8. Section 331 A of the 1950 Act comes in play only when a
question arises or raised with regard to the purposes for which the land in
question is being used. What is proposed by inclusion of proposed para 22
A is that an issue with regard to purpose for which the land in dispute is
being used may be framed and referred to the Assistant Collector for
determination. But, the question is that the purpose for which the land in
dispute is being used has already been stated by the revisionist in his
written statement. At the time of framing of issue, it was never raised. The
issue was not framed. Does it mean that the parties were in an agreement
about the purpose for which the land in dispute was being used?
9. Insofar as, proposed para 30 A for its inclusion in the written
statement is concerned, it is merely repetition of para 22 of the written
statement, in which, already the revisionist has taken a plea that the suit is
barred by the provisions of Section 331 of the 1950 Act.
10. Therefore, in view of the forgoing discussion, this Court is of the
view that the court below did not commit any error in rejecting the
amendment application.

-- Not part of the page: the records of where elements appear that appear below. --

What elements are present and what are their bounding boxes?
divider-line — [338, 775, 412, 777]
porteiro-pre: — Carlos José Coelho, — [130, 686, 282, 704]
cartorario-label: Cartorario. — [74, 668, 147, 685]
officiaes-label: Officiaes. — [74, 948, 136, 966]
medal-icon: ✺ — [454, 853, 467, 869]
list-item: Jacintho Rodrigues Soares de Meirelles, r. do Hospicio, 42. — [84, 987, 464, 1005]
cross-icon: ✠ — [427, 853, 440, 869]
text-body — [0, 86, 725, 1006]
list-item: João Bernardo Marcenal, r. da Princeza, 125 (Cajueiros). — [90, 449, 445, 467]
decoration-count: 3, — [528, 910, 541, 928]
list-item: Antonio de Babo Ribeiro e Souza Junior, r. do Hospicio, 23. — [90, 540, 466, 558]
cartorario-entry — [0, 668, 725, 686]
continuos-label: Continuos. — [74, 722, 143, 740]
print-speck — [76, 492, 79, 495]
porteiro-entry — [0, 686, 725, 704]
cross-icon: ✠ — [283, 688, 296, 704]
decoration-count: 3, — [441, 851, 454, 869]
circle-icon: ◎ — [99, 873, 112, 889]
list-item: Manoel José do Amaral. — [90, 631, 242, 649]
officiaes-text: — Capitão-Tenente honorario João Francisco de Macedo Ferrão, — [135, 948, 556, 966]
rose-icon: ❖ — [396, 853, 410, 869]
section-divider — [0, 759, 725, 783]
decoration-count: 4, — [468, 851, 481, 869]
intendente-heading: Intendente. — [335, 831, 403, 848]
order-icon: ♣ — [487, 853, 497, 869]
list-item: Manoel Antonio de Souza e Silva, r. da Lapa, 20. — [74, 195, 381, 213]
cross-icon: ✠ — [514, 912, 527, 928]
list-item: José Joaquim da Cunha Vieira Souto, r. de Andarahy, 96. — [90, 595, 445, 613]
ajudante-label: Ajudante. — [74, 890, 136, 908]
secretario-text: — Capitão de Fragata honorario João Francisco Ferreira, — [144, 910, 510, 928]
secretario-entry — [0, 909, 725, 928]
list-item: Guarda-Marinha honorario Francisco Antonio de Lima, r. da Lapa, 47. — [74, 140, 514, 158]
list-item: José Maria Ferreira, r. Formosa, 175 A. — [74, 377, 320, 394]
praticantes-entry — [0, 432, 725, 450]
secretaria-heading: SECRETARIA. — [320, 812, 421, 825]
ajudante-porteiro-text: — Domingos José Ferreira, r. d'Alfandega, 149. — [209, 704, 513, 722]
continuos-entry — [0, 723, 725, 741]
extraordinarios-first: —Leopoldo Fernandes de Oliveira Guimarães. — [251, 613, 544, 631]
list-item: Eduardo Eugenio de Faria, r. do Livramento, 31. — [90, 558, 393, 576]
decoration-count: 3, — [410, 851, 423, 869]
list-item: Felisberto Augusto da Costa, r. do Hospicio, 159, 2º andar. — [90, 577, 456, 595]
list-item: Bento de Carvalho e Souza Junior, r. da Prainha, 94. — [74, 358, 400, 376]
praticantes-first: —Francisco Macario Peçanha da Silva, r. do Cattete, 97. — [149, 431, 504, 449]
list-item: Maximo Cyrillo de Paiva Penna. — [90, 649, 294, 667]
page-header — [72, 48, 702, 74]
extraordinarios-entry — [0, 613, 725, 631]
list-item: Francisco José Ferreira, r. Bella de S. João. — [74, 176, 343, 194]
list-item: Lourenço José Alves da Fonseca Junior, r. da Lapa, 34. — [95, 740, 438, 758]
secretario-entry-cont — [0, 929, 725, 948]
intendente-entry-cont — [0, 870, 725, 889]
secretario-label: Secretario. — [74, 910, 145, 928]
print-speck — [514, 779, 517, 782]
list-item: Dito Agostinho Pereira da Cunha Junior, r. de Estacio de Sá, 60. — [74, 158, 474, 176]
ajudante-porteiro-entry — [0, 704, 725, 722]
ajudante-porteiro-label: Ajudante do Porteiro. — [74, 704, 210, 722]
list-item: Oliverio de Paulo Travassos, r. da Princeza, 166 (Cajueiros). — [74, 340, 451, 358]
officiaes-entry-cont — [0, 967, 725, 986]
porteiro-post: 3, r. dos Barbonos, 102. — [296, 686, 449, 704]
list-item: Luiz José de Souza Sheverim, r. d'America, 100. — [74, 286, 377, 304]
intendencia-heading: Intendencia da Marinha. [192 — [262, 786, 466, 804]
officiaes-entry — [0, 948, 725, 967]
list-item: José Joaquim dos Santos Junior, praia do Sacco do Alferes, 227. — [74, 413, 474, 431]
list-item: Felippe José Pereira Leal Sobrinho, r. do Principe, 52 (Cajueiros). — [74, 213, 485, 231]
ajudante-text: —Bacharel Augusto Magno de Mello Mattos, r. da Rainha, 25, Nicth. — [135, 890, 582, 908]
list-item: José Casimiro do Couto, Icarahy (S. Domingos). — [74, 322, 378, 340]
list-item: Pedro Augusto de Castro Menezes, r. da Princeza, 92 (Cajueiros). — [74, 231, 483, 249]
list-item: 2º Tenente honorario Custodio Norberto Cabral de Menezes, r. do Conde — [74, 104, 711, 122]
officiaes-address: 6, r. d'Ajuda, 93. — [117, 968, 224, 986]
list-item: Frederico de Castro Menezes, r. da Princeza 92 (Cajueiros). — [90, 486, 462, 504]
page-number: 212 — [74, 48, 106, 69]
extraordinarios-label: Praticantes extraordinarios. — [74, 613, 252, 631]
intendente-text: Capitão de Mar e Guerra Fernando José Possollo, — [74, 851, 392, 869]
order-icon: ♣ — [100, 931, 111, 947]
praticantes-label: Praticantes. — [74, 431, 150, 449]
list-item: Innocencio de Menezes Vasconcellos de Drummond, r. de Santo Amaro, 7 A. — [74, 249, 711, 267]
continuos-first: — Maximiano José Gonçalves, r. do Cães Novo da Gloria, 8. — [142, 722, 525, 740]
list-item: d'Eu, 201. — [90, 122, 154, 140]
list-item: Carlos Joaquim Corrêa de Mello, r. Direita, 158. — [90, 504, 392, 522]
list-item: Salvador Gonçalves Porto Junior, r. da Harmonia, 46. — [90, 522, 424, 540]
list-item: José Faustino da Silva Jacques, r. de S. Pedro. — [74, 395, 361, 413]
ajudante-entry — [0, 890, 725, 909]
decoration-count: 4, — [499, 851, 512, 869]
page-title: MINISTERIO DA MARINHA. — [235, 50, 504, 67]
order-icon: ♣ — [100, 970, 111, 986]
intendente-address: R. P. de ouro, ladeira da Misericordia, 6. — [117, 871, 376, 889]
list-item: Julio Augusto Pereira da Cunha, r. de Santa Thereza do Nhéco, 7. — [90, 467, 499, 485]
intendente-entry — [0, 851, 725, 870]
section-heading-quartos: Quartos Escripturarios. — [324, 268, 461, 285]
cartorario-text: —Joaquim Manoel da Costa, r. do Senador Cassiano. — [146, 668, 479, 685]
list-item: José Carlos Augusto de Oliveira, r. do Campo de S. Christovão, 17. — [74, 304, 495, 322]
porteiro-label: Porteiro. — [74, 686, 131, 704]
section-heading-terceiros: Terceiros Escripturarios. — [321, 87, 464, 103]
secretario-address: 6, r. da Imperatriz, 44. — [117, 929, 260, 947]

But, undoubtedly, while deciding the amendment
application, the court below has gone a long way to record conclusive
findings on various other aspects which could have been conveniently
ignored. But, since it is recorded this Court observes that such conclusive
findings, except rejection of the amendment application, should not be
read at the final stage of the suit.
11. Learned counsel for the revisionists at this stage seeks liberty
to move a fresh application for framing of an additional issue with regard
to the purposes for which the land in dispute is being used.
11. At it, learned counsel appearing for respondent no.1 would
submit that this is nothing but another trick of the revisionists to further
procrastinate the trial of the suit.
12. Framing of issues is, in fact, a task entrusted with the Court.
It is not a choice of convenience of the parties as to which issue is to be
framed. Based on pleadings, on disputed material questions and facts and
laws, issues are framed and undoubtedly, if required, additional issues are
framed. In civil suit at any stage, if a party feels that some kind of
application, as is permissible under law, is to be moved, the party is free to
move such application. For such purpose the liberty from this Court is not
required. This Court leaves it as it.
13. On behalf of the respondent no.1, it is submitted that in view
of the earlier direction of the Court the trial of the suit was to be concluded
within a period of one year, but because of this revision it has been
delayed. Therefore, direction may be issued that in case, any application is
filed that may be decided with all promptitude.
14. Needless to say, this Court had once requested the learned
trial court to expedite the disposal of the suit, preferably within a time
limit, as stated hereinbefore .It need no reiteration.
15. With the above observation the revision is dismissed.